Cette baisse des APL intervient alors que les loyers continuent leur progression. Au premier trimestre 2017, les loyers ont augmenté en moyenne de 0,51 % en France, la plus forte hausse enregistrée depuis trois ans selon l’Insee. Un studio de 10 à 15 m² se loue, à Paris, principale ville universitaire, entre 400 et 1000 euros par mois ! Parallèlement, les expulsions de logement pour impayés n’ont jamais été aussi élevées. En 2016, 15 222 familles ont été expulsées de leur logement avec le concours de la force publique. « Triste record, qui confirme la tendance de long terme, avec une augmentation de 140 % en 15 ans ! Sans oublier que deux à trois fois plus de ménages quittent leur domicile avant l’arrivée des forces de l’ordre, sous la pression de la procédure », a réagi la Fondation Abbé Pierre début juillet.

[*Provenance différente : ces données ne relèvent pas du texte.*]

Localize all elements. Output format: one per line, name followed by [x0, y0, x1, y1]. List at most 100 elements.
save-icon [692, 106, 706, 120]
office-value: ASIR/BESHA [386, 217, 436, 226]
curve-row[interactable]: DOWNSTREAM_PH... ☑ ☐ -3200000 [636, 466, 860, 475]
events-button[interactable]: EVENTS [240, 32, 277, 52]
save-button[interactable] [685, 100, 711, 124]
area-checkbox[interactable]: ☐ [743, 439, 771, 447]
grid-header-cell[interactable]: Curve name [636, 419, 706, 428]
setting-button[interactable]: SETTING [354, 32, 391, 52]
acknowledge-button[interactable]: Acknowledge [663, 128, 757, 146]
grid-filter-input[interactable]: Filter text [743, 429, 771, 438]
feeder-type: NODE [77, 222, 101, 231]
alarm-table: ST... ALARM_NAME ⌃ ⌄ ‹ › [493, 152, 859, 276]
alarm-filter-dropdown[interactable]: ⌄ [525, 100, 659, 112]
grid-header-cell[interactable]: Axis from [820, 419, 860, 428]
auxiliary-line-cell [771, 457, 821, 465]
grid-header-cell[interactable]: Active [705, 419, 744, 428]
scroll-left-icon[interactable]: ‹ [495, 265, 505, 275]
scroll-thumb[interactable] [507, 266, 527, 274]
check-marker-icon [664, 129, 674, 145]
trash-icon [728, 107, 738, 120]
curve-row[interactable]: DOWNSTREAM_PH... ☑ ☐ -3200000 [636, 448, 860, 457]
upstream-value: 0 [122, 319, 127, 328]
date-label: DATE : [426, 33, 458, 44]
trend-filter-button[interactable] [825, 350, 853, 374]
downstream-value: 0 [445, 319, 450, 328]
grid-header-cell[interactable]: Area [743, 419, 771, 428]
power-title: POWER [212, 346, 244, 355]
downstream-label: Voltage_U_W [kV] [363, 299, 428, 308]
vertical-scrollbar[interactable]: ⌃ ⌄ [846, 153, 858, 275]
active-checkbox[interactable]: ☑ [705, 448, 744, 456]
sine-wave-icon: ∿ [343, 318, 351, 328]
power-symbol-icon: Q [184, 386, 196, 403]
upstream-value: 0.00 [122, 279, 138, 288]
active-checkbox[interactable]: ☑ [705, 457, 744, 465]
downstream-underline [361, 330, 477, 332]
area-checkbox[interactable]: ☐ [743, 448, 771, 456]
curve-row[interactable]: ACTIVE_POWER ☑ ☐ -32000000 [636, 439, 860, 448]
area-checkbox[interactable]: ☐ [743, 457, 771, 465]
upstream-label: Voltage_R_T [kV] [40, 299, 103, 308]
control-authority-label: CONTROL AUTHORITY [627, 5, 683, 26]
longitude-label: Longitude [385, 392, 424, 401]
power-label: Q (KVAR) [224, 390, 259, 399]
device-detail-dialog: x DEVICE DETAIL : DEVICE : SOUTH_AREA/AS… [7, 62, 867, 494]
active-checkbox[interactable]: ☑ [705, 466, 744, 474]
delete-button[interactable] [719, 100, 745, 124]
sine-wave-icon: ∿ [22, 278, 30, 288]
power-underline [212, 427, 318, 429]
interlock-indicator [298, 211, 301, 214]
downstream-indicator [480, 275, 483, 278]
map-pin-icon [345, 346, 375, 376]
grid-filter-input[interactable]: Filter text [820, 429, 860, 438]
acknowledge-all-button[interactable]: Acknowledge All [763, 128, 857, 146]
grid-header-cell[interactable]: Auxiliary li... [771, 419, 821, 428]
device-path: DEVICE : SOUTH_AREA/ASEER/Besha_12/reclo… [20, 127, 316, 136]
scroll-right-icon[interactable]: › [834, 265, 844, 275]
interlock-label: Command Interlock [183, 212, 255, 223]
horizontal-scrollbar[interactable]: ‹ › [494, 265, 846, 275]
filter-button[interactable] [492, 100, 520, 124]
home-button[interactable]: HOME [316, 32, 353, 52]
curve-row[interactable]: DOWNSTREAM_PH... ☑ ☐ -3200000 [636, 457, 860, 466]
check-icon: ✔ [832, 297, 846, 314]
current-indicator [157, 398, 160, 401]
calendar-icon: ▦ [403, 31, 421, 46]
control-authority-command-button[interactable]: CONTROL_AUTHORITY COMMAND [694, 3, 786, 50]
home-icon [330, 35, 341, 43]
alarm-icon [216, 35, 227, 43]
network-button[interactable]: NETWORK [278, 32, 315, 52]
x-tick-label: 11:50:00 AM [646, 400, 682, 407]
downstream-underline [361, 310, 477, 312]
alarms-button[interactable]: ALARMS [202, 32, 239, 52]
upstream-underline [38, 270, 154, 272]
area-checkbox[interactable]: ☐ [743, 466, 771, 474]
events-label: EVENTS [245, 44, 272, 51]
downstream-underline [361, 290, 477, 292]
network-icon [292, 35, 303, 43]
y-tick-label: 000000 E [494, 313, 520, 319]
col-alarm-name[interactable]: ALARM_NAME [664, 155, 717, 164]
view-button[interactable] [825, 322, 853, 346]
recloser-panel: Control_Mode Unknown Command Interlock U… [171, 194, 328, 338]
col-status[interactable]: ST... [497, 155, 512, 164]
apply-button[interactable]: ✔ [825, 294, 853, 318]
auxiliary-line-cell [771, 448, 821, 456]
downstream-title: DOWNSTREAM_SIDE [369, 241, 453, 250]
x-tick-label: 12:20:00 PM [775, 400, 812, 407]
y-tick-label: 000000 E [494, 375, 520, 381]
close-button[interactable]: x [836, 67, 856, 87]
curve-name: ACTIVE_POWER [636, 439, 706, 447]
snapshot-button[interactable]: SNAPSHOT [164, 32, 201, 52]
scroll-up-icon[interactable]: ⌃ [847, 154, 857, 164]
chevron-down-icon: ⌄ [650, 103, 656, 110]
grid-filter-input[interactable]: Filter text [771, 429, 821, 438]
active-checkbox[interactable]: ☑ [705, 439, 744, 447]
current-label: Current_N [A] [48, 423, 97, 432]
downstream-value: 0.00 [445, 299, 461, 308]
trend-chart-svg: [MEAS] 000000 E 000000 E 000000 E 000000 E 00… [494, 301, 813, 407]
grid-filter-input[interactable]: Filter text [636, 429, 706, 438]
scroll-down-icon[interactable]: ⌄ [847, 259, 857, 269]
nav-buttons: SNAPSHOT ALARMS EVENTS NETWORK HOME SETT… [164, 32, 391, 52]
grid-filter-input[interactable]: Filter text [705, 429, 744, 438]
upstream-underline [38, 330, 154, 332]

Le 11 juillet, à Angers, une centaine de personnes, dont une trentaine d’enfants, ont été expulsées de bâtiments publics qu’elles occupaient, sur ordre de la préfecture. « Ni enquête sociale ni hébergement n’ont été proposés ou mis en place. Leurs appels au 115 (le Samu social) n’ont pas abouti depuis », proteste le DAL. C’est probablement une autre manière de réaliser des économies : une famille qui vit dans un bidonville ou un camp de fortune ne peut demander l’APL.